The Negotiable Terms

Knowledge of which contractual items are actually negotiable is paramount heading into the negotiation process. Though most physician contracts nationwide are similar from a structural standpoint, there are some key provisions/terms that vary by organization and affect the overall quality of the offer. Below are examples of some key items that may be negotiable in any given contract. But again, it is highly advisable to obtain a qualified health care contract attorney to fully assess all terms and determine the most appropriate revisions to seek based on your unique situation.

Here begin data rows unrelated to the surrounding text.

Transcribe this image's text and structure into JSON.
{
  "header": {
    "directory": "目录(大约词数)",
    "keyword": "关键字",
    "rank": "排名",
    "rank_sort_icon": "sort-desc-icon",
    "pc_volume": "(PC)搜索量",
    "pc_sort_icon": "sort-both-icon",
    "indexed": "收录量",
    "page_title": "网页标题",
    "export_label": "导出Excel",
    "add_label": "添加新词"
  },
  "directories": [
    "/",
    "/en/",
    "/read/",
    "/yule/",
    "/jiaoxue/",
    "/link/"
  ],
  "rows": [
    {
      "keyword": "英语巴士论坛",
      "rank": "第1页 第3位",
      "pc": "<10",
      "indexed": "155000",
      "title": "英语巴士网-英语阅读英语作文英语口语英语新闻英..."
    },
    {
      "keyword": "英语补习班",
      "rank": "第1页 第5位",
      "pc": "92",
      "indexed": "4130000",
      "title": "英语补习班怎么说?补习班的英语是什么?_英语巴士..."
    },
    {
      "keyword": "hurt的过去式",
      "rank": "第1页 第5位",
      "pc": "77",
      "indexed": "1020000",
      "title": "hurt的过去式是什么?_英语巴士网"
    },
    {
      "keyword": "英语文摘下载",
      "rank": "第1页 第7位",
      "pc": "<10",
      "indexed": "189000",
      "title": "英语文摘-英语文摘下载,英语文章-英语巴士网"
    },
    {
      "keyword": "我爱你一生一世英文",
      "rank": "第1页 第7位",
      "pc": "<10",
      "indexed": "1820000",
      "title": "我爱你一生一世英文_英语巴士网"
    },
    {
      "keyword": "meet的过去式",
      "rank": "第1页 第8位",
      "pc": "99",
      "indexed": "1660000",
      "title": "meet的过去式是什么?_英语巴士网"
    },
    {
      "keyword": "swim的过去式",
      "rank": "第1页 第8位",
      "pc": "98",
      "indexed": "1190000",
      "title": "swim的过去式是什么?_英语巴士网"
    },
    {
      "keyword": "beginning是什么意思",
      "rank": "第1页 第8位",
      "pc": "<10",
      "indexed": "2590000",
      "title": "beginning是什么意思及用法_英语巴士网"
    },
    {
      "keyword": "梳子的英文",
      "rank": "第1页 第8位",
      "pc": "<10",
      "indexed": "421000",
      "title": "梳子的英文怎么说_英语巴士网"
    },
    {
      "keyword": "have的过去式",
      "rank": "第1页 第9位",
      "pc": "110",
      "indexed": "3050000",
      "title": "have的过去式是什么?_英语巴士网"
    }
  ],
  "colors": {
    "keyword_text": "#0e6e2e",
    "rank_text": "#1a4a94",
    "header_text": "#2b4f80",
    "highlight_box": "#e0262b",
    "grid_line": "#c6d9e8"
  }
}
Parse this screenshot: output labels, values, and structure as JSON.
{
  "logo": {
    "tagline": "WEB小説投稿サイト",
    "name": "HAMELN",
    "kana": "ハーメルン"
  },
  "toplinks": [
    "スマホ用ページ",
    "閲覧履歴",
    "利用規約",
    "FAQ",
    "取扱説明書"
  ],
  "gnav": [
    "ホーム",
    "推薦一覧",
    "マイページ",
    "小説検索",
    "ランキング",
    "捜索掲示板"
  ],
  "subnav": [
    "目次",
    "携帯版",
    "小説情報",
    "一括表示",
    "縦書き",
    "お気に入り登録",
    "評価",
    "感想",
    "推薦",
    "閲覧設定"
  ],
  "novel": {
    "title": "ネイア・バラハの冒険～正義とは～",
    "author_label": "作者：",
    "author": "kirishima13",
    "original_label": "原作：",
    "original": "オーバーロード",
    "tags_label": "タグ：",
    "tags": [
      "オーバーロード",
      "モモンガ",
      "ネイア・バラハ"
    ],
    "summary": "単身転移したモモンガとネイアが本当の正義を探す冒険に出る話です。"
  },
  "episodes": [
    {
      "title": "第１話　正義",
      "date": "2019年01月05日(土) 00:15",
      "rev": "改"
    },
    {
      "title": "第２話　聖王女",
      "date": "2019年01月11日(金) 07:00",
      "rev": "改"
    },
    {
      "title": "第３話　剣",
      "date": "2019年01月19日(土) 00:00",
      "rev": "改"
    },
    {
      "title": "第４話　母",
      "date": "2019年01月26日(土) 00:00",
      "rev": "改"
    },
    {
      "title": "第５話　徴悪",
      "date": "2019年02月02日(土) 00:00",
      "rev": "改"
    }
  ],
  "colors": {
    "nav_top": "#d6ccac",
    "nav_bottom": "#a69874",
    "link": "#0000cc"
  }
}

Base Salary. How does the salary offered compare to published salary surveys and benchmarking data both nationally and regionally for the given specialty? What competing offers exist within the immediate area to determine market value and provide leverage?

Pre-Employment Compensation. What are standard signing bonus and relocation reimbursement amounts for the specialty and region? What is standard when it comes to student loan reimbursement and educational stipends?

Productivity Compensation. What are the metrics used to calculate productivity compensation, and are they reasonably attainable based on the market data available? Will a base salary remain in place for the duration of the contract term, or will compensation transition to productivity-only?

Termination Language. What termination with cause and termination without cause provisions exist, and are they adequately defined? Is there a notice and cure period in place that provides the physician with added protection from termination with cause?

Restrictive Covenant. Does the contract possess noncompete language, and are the time and distance restrictions reasonable? Do the restrictions apply to areas surrounding a single location or to areas surrounding multiple locations that are part of the employer’s network?

Professional Liability Insurance. What type of professional liability insurance will be provided—a claims-made or an occurrence policy? And if applicable, will the employer or the physician be responsible for the full (or partial) expense of acquiring tail coverage?

Scrutinizing your contract, even with a lawyer’s assistance, may seem laborious at first, but it’s time well spent. By negotiating contract terms before you sign, you will reap the benefits of a more advantageous agreement for years to come.

Jeff Hinds, MHA, is president at Premier Physician Agency, LLC, a national consulting firm specializing in physician job search and contracts.